The students’ work under the program has been on the cutting edge of scientific discovery, said Steve Kraemer, institute director.
He pointed to their research on gravitational waves, which were theorized by Albert Einstein over 100 years ago but not detected until 2015, as well as stellar astrophysics and X-ray astrophysics in understanding the birth, life and death of stars, planets, galaxies and other objects.
Several CRESST II postdoctoral students are working on preparations for the James Webb Space Telescope, which is scheduled for launch in the fall. Two Catholic University graduate students, now in postdoctoral positions, have been working on the telescope’s successor, the Nancy Grace Roman Space Telescope, set for launch in the mid-2020s.
In total the university has hired 25 research staff since 2017, Kraemer said, and the contract extension will allow for additional hires.
Ishitani Silva enrolled at Catholic University after learning that scientists in Goddard’s Exoplanets and Stellar Astrophysics Group were looking for students to conduct research into the existence of planets beyond the solar system. She holds a bachelor’s degree in physics from the Federal University of Minas Gerais in Brazil.
The prospect of working with NASA was one she said she could not ignore.
“It’s a great opportunity for me to be at CUA to have this connection and to be working with something I like. It’s not just astrophysics in general. I am super interested in exoplanets,” Ishitani Silva said.

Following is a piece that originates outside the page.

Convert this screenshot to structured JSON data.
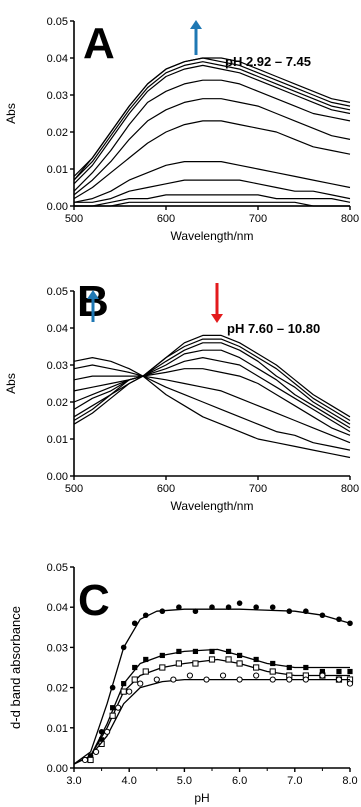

Her new research project involves the detection of exoplanets through gravitational microlensing — seeing the light from a more distant star and planetary system that appears temporarily brighter because it is magnified by the gravity of a closer star.
“It’s the new exoplanet discovery technique,” she said.
The work involves analyzing data from the Microlensing Observations in Astrophysics telescope in New Zealand. One discovery of a possible exoplanet using the process occurred last summer and is the subject of paper Ishitani Silva co-wrote with Goddard scientist David Bennett set to be published later this year.